Garment designers and workers did their tailoring best with great success. As always, our ability to rise to the occasion with ingenuity produced a garment that served the need in iconic style. What you don’t see in these photos is some interesting seaming on the shoulders and a beautiful silky lining. Another fave . . . . . . . . . . . . . . . . . . . . . . . . . . . . . . . . . . . . . . . . . . . . . . . . . . . .

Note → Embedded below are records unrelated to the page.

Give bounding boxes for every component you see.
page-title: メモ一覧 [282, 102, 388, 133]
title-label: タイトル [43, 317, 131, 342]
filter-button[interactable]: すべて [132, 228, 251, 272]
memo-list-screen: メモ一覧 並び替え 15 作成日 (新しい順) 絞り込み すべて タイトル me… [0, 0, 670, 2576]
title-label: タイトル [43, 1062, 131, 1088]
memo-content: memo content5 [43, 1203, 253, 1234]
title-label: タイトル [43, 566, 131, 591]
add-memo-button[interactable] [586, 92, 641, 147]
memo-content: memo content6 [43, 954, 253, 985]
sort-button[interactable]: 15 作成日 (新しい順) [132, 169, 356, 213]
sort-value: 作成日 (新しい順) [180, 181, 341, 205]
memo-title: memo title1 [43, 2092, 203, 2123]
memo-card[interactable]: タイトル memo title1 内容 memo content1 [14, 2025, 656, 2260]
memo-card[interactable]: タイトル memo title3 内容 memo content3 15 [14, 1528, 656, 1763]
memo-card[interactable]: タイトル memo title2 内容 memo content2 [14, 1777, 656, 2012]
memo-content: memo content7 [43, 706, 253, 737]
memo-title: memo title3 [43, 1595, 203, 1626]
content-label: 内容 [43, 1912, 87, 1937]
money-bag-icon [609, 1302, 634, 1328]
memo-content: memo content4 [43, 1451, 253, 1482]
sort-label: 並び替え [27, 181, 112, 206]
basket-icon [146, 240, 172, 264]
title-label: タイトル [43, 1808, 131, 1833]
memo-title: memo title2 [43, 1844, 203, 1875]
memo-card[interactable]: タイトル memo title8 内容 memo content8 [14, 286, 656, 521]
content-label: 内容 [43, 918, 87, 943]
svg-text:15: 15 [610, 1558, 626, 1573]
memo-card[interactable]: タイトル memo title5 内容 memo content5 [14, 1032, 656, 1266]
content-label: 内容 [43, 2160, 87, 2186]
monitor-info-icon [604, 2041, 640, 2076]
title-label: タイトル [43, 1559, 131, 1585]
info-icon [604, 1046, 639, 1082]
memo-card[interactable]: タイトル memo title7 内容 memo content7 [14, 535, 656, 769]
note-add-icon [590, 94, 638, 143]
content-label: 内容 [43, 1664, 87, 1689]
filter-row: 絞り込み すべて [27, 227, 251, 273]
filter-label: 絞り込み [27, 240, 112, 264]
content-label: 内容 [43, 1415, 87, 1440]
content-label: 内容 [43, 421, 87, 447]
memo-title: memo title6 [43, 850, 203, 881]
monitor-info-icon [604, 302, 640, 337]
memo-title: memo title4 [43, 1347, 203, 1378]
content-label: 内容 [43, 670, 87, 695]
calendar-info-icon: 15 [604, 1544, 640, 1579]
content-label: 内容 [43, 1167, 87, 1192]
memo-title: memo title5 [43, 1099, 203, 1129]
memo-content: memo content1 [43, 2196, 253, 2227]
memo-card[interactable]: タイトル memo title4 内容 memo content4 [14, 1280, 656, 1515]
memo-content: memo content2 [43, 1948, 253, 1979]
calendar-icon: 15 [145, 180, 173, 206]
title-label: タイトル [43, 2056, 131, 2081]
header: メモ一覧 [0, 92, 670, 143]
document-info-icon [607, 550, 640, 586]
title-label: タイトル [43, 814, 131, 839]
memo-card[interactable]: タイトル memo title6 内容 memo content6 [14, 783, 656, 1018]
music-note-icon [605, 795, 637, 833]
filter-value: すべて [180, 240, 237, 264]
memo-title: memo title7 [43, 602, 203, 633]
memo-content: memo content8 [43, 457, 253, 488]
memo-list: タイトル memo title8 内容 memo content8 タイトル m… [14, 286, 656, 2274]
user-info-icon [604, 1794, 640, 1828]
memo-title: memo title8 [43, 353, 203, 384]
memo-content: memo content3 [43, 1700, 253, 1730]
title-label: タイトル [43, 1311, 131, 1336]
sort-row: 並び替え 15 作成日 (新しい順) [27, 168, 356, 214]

MORGANA MARTIN, THE MAGICVINTAGESPY

BLOG: MAGICVINTAGESPY.COM

FAVORITE 1940’S – EARLY 1950’S WARTIME OR POST-WAR SHOES

The pair on top, with the vamp decoration, alas was too small for me. But, this second pair goes so well with my wartime and mid-century day and house dresses. I love wearing them all the time. Even love the brand name: Vitality!

So cute. Both these pairs are examples of economical footwear of the time with leather or composite soles and man-made uppers. In spite of the cheaper construction, however, they last and last – unlike many products for sale today. Hope we’re going back in that direction. Too much cheap clothing and accessories in the landfills.

No doom & gloom here. Things look good from behind-the-scenes. Happy Holidays and looking forward to a fabulous 2023!

MORGANA MARTIN, THE MAGICVINTAGESPY

BLOG: MAGICVINTAGESPY.COM

THIS IS A FABULOUS TAILORED MEN’S JACKET FROM THE MID-CENTURY

Though I certainly couldn’t wear it, how could I pass up this beautiful, iconic men’s outerwear when I discovered it? It’s not vegan, with a shell made from wool and leather but, for it’s time, it’s a wonderful garment worth saving. A casual style with impeccable tailoring. So 1950’s – early 1960’s . . . . . . . . . . . . . . . . . . . . . . . . . . . . . . . . . . . . . . . . . . . . . . .

MORGANA MARTIN, THE MAGICVINTAGESPY

BLOG: MAGICVINTAGESPY.COM

1940’S VELVETEEN PENCIL DRESS

Though it’s an iconic mid-1940’s style, the dress looks a little plain, eh? But, it’s got beautiful tailoring and a couple of really neat 1940’s style features that aren’t often found anymore. One is a true 1940’s Talon metal zipper. The second is zipper vents at the wrists. Skinny sleeves like these required it for easy dressing and the intended slim, slim fit.